Einkünfte aus selbstständiger Arbeit im Steuerrecht leicht erklärt + Beispiel

Was versteht man unter Einkünften aus selbstständiger Arbeit?

Unter Einkünften aus selbstständiger Arbeit oder kurz „EasA“ versteht man die Einkünfte von freiberuflich tätigen Personen, welche gemäß § 2 Abs. 1 Nr. 3 und § 18 EStG geregelt werden. Die Gewinnermittlung bei selbstständiger Tätigkeit kann mittels Einnahmenüberschussrechnung durchgeführt werden. Dabei spielt die Höhe der Einkünfte keine Rolle. Die Einkünfte unterliegen nicht der Gewerbesteuer, weshalb der Selbstständige auch keine Bilanz führen muss.

Die Vorteile einer selbstständigen Tätigkeit liegen damit in der Befreiung von der Gewerbesteuer und in der Gewinnermittlung gemäß § 4 Abs. 3 EStG.

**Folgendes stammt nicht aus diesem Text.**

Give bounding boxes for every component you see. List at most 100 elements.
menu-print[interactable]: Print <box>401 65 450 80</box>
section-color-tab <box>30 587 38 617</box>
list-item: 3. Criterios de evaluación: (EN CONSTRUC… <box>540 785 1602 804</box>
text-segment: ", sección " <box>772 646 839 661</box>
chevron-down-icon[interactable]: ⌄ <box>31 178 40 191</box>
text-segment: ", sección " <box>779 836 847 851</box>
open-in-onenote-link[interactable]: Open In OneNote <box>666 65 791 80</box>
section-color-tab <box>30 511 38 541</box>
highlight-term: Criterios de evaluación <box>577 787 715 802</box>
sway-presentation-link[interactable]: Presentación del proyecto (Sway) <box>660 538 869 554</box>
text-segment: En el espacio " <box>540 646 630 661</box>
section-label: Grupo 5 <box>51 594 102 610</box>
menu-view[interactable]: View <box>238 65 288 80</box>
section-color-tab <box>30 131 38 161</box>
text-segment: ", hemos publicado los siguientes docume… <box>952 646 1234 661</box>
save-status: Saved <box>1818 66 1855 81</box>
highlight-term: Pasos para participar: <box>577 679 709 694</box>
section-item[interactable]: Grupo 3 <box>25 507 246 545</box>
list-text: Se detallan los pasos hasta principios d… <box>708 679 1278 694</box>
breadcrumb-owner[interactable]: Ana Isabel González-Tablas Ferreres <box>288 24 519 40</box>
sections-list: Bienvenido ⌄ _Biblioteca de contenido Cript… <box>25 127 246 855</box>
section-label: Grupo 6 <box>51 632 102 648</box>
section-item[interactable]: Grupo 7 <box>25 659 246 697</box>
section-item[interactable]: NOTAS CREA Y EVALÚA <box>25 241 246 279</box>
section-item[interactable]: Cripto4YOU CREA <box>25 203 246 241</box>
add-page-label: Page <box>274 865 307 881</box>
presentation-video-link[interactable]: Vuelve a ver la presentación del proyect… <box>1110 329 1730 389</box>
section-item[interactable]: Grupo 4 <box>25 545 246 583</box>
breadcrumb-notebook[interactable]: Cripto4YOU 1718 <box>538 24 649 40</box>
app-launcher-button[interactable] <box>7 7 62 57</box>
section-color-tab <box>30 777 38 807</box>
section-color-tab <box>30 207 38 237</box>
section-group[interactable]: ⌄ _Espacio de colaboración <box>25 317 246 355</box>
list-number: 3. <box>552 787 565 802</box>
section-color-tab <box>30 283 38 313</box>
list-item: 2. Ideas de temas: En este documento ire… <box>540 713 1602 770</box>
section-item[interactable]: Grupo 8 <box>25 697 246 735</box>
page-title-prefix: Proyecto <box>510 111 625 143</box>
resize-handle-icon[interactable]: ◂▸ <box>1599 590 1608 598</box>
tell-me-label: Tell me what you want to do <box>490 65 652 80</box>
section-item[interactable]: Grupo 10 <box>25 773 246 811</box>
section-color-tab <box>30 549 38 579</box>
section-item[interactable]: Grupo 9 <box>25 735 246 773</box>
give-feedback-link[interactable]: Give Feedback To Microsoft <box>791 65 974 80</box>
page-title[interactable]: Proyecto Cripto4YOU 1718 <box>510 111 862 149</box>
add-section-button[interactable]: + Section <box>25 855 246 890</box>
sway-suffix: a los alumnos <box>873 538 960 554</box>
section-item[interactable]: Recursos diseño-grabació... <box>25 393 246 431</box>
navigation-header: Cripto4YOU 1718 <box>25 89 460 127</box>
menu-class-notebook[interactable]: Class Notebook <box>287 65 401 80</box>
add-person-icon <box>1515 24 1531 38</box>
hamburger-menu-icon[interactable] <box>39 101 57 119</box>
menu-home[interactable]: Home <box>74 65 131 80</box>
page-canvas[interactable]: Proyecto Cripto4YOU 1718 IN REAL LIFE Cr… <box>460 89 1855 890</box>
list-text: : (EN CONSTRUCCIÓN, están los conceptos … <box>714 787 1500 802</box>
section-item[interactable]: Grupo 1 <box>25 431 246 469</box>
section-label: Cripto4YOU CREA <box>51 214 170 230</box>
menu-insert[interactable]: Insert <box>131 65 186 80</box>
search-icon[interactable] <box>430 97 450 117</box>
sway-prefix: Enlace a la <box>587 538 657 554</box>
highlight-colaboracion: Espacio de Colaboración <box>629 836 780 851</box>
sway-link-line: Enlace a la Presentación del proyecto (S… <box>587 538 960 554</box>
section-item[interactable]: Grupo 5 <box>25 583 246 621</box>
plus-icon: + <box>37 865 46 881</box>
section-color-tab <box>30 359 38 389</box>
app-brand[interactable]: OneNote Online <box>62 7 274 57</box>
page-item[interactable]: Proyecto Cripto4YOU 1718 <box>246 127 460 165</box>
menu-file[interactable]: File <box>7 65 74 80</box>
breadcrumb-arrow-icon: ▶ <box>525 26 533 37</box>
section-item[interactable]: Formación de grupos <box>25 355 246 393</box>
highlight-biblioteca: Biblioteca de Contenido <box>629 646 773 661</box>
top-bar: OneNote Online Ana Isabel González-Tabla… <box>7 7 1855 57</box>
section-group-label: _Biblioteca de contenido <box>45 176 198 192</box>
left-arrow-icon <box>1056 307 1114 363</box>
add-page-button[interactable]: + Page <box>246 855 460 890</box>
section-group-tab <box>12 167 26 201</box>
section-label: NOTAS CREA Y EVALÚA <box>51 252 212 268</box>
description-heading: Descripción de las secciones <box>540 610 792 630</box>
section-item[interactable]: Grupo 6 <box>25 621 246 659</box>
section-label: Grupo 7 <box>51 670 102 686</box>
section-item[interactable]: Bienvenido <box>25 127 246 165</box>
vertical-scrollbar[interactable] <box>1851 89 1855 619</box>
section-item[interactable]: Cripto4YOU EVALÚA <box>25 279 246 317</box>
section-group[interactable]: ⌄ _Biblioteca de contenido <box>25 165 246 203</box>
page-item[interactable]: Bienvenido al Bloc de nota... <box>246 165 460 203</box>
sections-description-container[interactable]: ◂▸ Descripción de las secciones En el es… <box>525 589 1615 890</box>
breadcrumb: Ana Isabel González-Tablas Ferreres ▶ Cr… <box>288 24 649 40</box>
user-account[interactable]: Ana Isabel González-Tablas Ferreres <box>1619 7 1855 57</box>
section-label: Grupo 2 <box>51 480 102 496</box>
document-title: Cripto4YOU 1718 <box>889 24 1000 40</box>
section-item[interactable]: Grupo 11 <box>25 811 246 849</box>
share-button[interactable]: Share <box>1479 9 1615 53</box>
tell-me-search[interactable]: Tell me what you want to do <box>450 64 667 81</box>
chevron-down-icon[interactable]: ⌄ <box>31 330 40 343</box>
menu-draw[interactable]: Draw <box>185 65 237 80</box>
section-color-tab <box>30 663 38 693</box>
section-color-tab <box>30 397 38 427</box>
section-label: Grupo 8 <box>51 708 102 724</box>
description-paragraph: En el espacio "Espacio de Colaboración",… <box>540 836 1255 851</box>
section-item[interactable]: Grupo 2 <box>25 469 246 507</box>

Zu den Einkünften aus selbstständiger Tätigkeit zählen:

  • Einkünfte aus freiberuflicher Tätigkeit
  • Einkünfte aus einer selbstständig ausgeübten wissenschaftlichen, künstlerischen, schriftstellerischen, unterrichtenden oder erzieherischen Tätigkeit
  • Einkünfte aus selbstständiger Berufstätigkeit, wie sie z.B.: von Ärzten, Rechtsanwälten, Notaren, Vermessungsingenieuren, Architekten, Wirtschaftsprüfer, Steuerberatern, Journalisten, usw. ausgeübt wird. Hier setzt die selbstständige Tätigkeit wiederum voraus, dass die Personen in keinen Anstellungsverhältnis stehen, d.h.: ein Arzt der für eine Klinik arbeitet, wäre demnach nicht selbstständig tätig. Dabei darf sich die freiberuflich tätige Person, wenn sie leitend und eigenverantwortlich tätig ist, aber trotzdem der Mithilfe von fachlich vorgebildeten Arbeitskräften bedienen und wird trotzdem weiter als freiberuflich eingestuft.
  • Einkünfte aus sonstiger selbstständiger Tätigkeit wie z.B.: aus der Tätigkeit als Vermögensverwalter oder als Aufsichtsrat.